As Brian Cohen discovered picking a Messiah is a tricky business. So is picking a Messiah. As usual the winter solstice season in Toronto offers multiple options. The nearest thing to the John Barbirolli approach is the TSO at Roy Thomson Hall. This is your big, grand Messiah with famous soloists, modern instruments and a big chorus. This year, besides the perennial Toronto Mendelssohn Choir, there are soloists Erin Wall, Liz DeShong, Andrew Staples and John Relyea and, best of all, Andrew Davis conducts. This one is on December 15th, 16th, 18th and 19th at 8pm with a 3pm matinee on the 20th.
The baroque alternative, of course, is Tafelmusik at Trinity St. Paul’s. Soloists are Joanne Lunn, Mary-Ellen Nesi, Rufus Müller and Nathaniel Watson. Ivars Taurins conducts. It’s at 7.30pm on December 16th through 19th with the annual “sing-along” version at Massey Hall at 2pm on the 20th.

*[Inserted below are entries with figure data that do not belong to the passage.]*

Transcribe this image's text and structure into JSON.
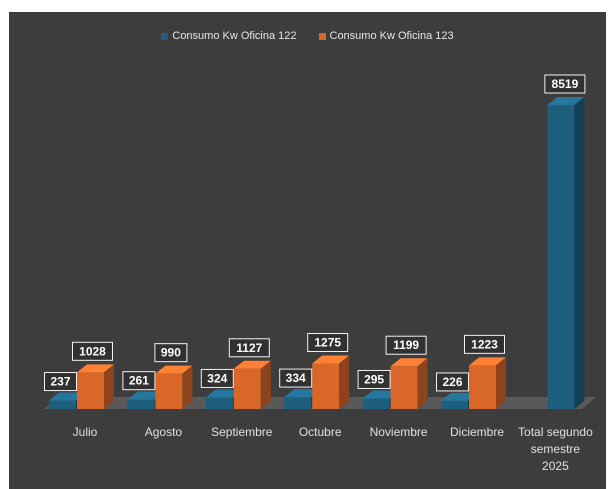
{
  "chart_data": {
    "type": "bar",
    "style": "3d-clustered-column",
    "legend_position": "top",
    "grid": false,
    "categories": [
      "Julio",
      "Agosto",
      "Septiembre",
      "Octubre",
      "Noviembre",
      "Diciembre",
      "Total segundo semestre 2025"
    ],
    "series": [
      {
        "name": "Consumo Kw Oficina 122",
        "color": "#1e5f7e",
        "values": [
          237,
          261,
          324,
          334,
          295,
          226,
          8519
        ]
      },
      {
        "name": "Consumo Kw Oficina 123",
        "color": "#d9672a",
        "values": [
          1028,
          990,
          1127,
          1275,
          1199,
          1223,
          null
        ]
      }
    ]
  }
}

Against the Grain are restaging their 2013 choreographed version, hopefully with new improved weather, December 16th through 18th at 8pm and the 19th at 2pm at Harbourfront Centre Theatre. Soloists are Miriam Khalil, Andrea Ludwig, Owen McCausland and Stephen Hegedus (can he match Geoff Sirett’s sheep impersonation?). Topher Mokrzewski will conduct an 18-piece orchestra and 16-member chorus. Staging/choreography is by Joel Ivany and Jenn Nichols.
Then there’s a newcomer from Soundstreams. On December 7th and 8th at 8pm at Drake Hotel Underground you can catch Electric Messiah. This version uses four singers, accompanied by guitar and electronics, to explore the work through the lens of different styles and cultural backgrounds. The singers are South Indian sound poet Gabriel Dharmoo, improvisation specialist and minister’s daughter Christine Duncan, the inimitable
Carla Huhtanen, and Maliseet musician Jeremy Dutcher. As a narrative through line, turntable artist SlowPitch Sound will mix Messiah old and new in humorous and poignant response to the other performers. There’s also staging and lighting by Ashlie Corcoran and Patrick Lavender. It’s interactive and partly improvised so expect a Messiah like no other.
So something pretty much for everyone.